Similar to the constant flow heated floor but control of the variable flow heated floor is accomplished by throttling the hot water flow to the unit.
Note An important advantage of the EnergyPlus variable flow heated floor over the constant flow heated floor is that it is fully autosizable.
This is a read-only label that is automatically generated by the software and which incorporates the name of the zone in which the heated floor is located.
There are 3 ways to define the heating capacity of the unit as selected from the following list of options:
This autosizable field defines the convective electric nominal heating capacity (in W or Btu/h). It is only available when the Heating design capacity method is set to 1-Design capacity.
Enter the heating capacity per unit floor area (in W/m2 or W/ft2) of the unit. This data is only available when the Heating design capacity method is 2-Capacity per floor area.
The program calculates the heating capacity from floor area of the zone served by the unit and the heating capacity per unit floor area value specified here.
Enter the heating capacity as a fraction of the autosized heating capacity for convective electric baseboard unit. This data is only available when the Heating design capacity method is 3-Fraction of autosized capacity. EnergyPlus calculates the heating capacity from the design autosized heating capacity and this fraction. The default value is 1.0.
There are two types of heated floor available:
This is the inside diameter of the tubes through which water is circulated (in m or in). The inside diameter should be entered in metres and is used to determine the convective heat transfer from the water to the inside surface of the hydronic tubing.
This is the total length of embedded pipe (in m or ft). The length of the tube is used to determine the effectiveness of heat transfer from the fluid being circulated through the tubes and the tube/surface. Longer tubing lengths result in more heat that will be transferred to/from the radiant surface to the circulating fluid. This data is auto-sizable.
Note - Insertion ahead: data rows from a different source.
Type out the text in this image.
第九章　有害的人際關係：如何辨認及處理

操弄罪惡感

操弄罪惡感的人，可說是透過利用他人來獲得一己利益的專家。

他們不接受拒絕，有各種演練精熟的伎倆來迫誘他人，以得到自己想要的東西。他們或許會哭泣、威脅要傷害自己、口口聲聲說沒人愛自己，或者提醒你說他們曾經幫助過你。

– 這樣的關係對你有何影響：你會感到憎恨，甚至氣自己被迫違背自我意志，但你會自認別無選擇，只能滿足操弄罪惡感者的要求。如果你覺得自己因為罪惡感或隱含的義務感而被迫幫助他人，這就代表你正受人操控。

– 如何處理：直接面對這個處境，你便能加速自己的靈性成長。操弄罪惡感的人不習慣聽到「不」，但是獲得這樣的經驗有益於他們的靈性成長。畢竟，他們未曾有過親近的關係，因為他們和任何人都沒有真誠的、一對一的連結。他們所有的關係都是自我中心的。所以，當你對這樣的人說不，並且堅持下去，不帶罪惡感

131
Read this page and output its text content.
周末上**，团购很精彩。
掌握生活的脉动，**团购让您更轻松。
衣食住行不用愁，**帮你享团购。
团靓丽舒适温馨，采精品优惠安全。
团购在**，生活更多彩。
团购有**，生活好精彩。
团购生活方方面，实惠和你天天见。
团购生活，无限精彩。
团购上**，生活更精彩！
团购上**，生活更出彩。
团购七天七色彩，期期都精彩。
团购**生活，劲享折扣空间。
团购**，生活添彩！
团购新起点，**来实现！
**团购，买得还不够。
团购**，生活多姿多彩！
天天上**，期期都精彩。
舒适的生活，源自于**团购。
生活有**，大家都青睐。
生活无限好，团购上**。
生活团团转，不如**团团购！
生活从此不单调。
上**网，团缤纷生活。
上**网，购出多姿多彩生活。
This input allows you to choose between modelling each surface in the radiant system as a single hydronic circuit or to allow the program to divide the surface into multiple parallel hydronic circuits based on the Circuit length (below). The corresponding options are:
It is recommended that 2-Calculate from circuit length be chosen for new models. The default is 1-One per surface for backward compatibility with older versions of DesignBuilder.
The length (in m or ft) of each parallel hydronic circuit in a surface. This data is only used when the Number of circuits (above) is set to 2-Calculate from circuit length. The default is 106.7 meters (350 feet), which is the maximum circuit length allowed in Title 24.
This is the maximum flow rate of hot water through the heated floor (in m3/s or gal/min). The controls for the floor will vary the flow rate of hot water through the surface(s) using zero flow and the maximum flow rate specified in this field as the lower and upper bounds, respectively.
This option is only available when using the 2-Detailed HVAC Detailed HVAC Activity data
Along with setpoint (control) and water schedules, this setting allows you to specify how the heated floor is to be controlled. The temperature denoted in the setpoint schedule can refer to one of five different temperatures: the zone mean air temperature, the zone mean radiant temperature, the zone operative temperature, the outdoor dry-bulb temperature, or the outdoor wet-bulb temperature. The choice of temperature is controlled by the temperature control type. The user must select from the following options:
Operative temperature for heated floor controls is the average of Mean Air Temperature and Mean Radiant Temperature. See the control temperature schedule settings below for more information.
This option is only available when using the 2-Detailed HVAC Detailed HVAC Activity data
The Heating control temperature schedule specifies the heating setpoint or control temperature for the heated floor (in °C only). Used in conjunction with the Throttling range, it will define whether or not the system is running and the current flow rate. Water flow rate to the system is varied linearly around the setpoint temperature based on the Throttling range and the Maximum heating flow rate parameters (see above). It should be noted that this control schedule will allow different setpoint temperatures throughout the year for heating. The control of the heated floor is based solely on the values in this schedule, and the Temperature control type described above. The heated floor will not use the HVAC zone thermostat that might be used by other systems serving the zone in which the component resides.
This is the range of temperature (°C) which the heated floor throttles from zero flow rate up to the maximum defined by the Maximum hot water flow rate described above. The throttling range parameter is used in conjunction with the control temperature to define the response of the system to various zone conditions. The heating control temperature schedule specifies the setpoint temperature where the flow rate to the system is at half of the maximum flow rate. For example, if the heating control temperature setpoint is currently 15°C and the heating throttling range is 2°C, the water flow rate to the system will be zero when the controlling temperature (see Temperature Control Type below) is at or above 16°C and the maximum flow rate when the controlling temperature is at or below 14°C. This represents a throttling range of 2°C around the setpoint of 15°C. In between 14°C and 16°C, the flow rate to the radiant system is varied linearly.
The minimum throttling range is 0.5°C.
This is the schedule that determines whether or not the component is available for each timestep of the simulation. A schedule value greater than 0 (usually 1 is used) indicates that the unit can be on during the timestep. A value less than or equal to 0 (usually 0 is used) denotes that the unit must be off for the timestep.